CAPÍTULO XVI Relatava o vigário de Caldelas:
- O cérebro do Simeão, se era refratário aos golpes da dignidade, não era mais sensível às comoções das pauladas. Duas vezes feliz quanto à cabeça: nem honra nem predisposições inflamatórias. Cicatrizou a ferida; começou a comer galinhas com a fome de um canibal e com o prazer carnívoro de uma raposa. Dera tacitamente marta o consentimento de casar com o tio; esperava em soturno abatimento que a casassem; e, se a minha irmã lhe tocava nesse assunto, dizia: “façam de mim o que quiserem... Para o que eu hei de viver? tanto me faz..”. Quanto ao casamento - prosseguiu o padre Osório - eu pensava se a primeira noite nupcial seria a véspera de escandalosas desavenças, arrependimentos, choradeiras, divórcio, vergonhas, coisas; mas ocorria-me que Feliciano me confessara repetidamente que saíra da sua aldeia aos doze anos e tornara casto e puro como saíra. E eu então, atendendo a que a castidade, além de ser em si e virtualmente uma coisa boa, tem umas ignorâncias anatómicas, e umas inconscientes condescendências com as impurezas alheias, descansava, tranquilizava o meu espírito escrupuloso.

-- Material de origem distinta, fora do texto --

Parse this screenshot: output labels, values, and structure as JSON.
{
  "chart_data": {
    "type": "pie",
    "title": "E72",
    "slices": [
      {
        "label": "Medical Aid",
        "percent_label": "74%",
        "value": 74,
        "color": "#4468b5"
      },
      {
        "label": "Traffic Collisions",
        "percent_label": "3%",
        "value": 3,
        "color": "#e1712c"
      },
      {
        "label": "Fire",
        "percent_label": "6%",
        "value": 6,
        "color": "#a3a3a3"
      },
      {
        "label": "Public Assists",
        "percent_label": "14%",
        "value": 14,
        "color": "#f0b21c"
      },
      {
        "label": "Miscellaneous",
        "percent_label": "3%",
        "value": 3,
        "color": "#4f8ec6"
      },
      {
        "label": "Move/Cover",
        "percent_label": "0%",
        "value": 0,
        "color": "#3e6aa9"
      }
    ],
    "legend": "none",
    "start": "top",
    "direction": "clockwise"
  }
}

Uma falsa compreensão da honra alheia às vezes me aconselhava que mandasse o brasileiro conversar sobre o assunto com o operário que o luar enganara em certa noite; mas a honra, como a consciência, não são quantidades constantes no geral das pessoas; são condições da alma tão variáveis como a matéria exposta às mudanças climatéricas. Ora as condições mentais e morais de Feliciano Prazins eram as melhores e as mais garantidas para a sua felicidade. Com que direito ia eu estragar aquele excelente organismo?
Até aqui o padre Osório com a sua grande prática etnológica dos usos e costumes dos maridos sertanejos do Minho.